Editorial Staff Curious Objects

According to some, underneath our feet is a second, inverted world, home to strange beasts, the Lost Tribes of Israel . . . maybe even Hitler. In the nineteenth century, a booster for the “hollow earth” theory was one John Cleves Symmes of St. Louis. Accompanied by a perforated wooden globe, between 1818 and 1827 Symmes crisscrossed the United States delivering lectures on the existence of portals to the underworld located at the poles, and urging that an expedition be undertaken to discover them. Drexel University’s Robert McCracken Peck comes on the podcast to talk about the theory and the globe in this episode of Curious Objects.

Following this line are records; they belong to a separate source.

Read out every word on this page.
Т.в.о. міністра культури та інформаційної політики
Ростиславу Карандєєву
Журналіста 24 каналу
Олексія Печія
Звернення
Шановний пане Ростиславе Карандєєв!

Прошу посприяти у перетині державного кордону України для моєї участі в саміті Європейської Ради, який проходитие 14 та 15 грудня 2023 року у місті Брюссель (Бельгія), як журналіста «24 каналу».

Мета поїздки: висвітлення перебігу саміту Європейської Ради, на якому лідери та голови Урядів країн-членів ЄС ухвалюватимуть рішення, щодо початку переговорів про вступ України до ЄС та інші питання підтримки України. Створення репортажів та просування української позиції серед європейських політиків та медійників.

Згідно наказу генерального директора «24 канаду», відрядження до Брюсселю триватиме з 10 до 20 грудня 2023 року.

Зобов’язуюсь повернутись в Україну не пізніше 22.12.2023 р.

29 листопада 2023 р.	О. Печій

Hollow globe used by John Cleves Symmes Jr., c. 1820. Academy of Natural Sciences of Drexel University, Philadelphia; photograph by Rosamond W. Purcell.
Broadside published by Symmes announcing his theory that the earth is hollow, 1818. Archives of the Academy of Natural Sciences, Coll. 2017.029.

Robert McCracken Peck, senior fellow of the Academy of Natural Sciences of Drexel University, is a writer, naturalist, and historian who has traveled extensively in North and South America, Africa, Asia, and Europe.  He served as special assistant to the academy’s president and director of the academy’s Natural History Museum before being named fellow of the academy in 1983. The author of numerous books and articles on natural history and the history of science, Peck is frequently called upon to provide commentary for NPR, PBS, BBC, AP, UPI, Reuters, the New York Times and other news outlets.